Ingredients
Equipment
Method
Directions:
- Rinse the lentils under cold water and then place them in a large pot. Add 2 cups of the vegetable broth or water, bring to a boil, then reduce heat to a simmer. Cook for about 15-20 minutes, or until the lentils are just tender but still hold their shape. Drain any excess liquid and set aside.
- In the same pot, add the remaining 4 cups of vegetable broth or water and bring it to a boil. Stir in the basmati rice, 1 teaspoon of salt, and the cooked lentils. Reduce the heat to low, cover, and simmer for 15-20 minutes until the rice is fluffy and has absorbed all the liquid. Once done, remove from heat and let it sit covered for an additional 5 minutes.

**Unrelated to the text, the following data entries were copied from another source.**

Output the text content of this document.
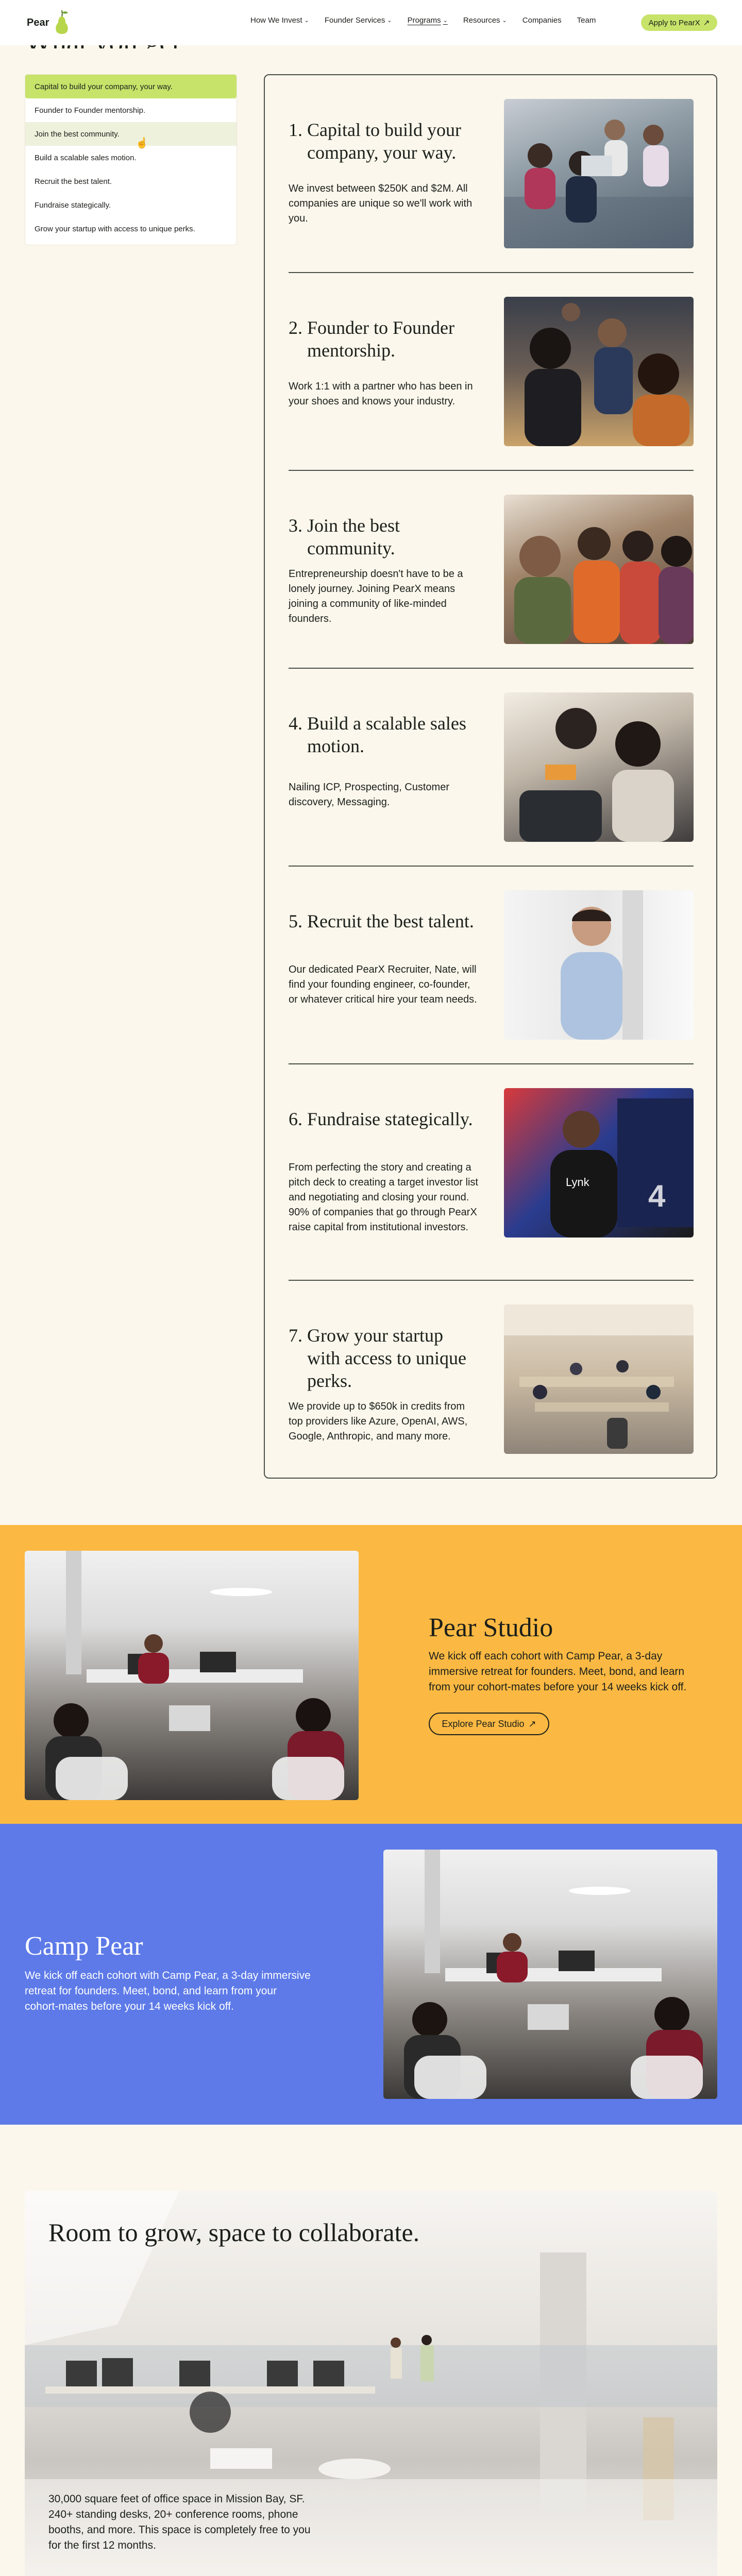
Pear	How We Invest ⌄ Founder Services ⌄ Programs ⌄ Resources ⌄ Companies Team	Apply to PearX ↗
Capital to build your company, your way.
Founder to Founder mentorship.
Join the best community.
Build a scalable sales motion.
Recruit the best talent.
Fundraise stategically.
Grow your startup with access to unique perks.
☝
1. Capital to build your company, your way.
We invest between $250K and $2M. All companies are unique so we'll work with you.
2. Founder to Founder mentorship.
Work 1:1 with a partner who has been in your shoes and knows your industry.
3. Join the best community.
Entrepreneurship doesn't have to be a lonely journey. Joining PearX means joining a community of like-minded founders.
4. Build a scalable sales motion.
Nailing ICP, Prospecting, Customer discovery, Messaging.
5. Recruit the best talent.
Our dedicated PearX Recruiter, Nate, will find your founding engineer, co-founder, or whatever critical hire your team needs.
6. Fundraise stategically.
From perfecting the story and creating a pitch deck to creating a target investor list and negotiating and closing your round. 90% of companies that go through PearX raise capital from institutional investors.
Lynk 4
7. Grow your startup with access to unique perks.
We provide up to $650k in credits from top providers like Azure, OpenAI, AWS, Google, Anthropic, and many more.
Pear Studio
We kick off each cohort with Camp Pear, a 3-day immersive retreat for founders. Meet, bond, and learn from your cohort-mates before your 14 weeks kick off.
Explore Pear Studio ↗
Camp Pear
We kick off each cohort with Camp Pear, a 3-day immersive retreat for founders. Meet, bond, and learn from your cohort-mates before your 14 weeks kick off.
Room to grow, space to collaborate.
30,000 square feet of office space in Mission Bay, SF. 240+ standing desks, 20+ conference rooms, phone booths, and more. This space is completely free to you for the first 12 months.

- While the rice and lentils are cooking, heat olive oil in a large skillet over medium heat. Add the sliced onions and a generous pinch of salt. Cook, stirring frequently, for about 20-25 minutes until the onions are deeply caramelized and golden brown.
- In a small pan, toast the coriander and cumin seeds over medium heat for a few minutes until fragrant. If using ground spices, skip this step. Once toasted, grind them to a fine powder using a mortar and pestle or a spice grinder.
- Once the rice and lentils are cooked, fluff them with a fork. Stir in the toasted spices, ground allspice, ground cinnamon, turmeric, and black pepper. Adjust the seasoning with additional salt if needed.
- To serve, plate the Mujadara and top generously with the caramelized onions. Garnish with chopped cilantro and serve with lemon wedges on the side for a bright, zesty finish.
Notes
- Feel free to adjust the spice levels according to your taste preferences.
- This dish can be made ahead of time and stored in the refrigerator for up to 4 days.
- Mujadara tastes even better the next day as the flavors meld together.
- For a heartier meal, add some sautéed greens like spinach or kale.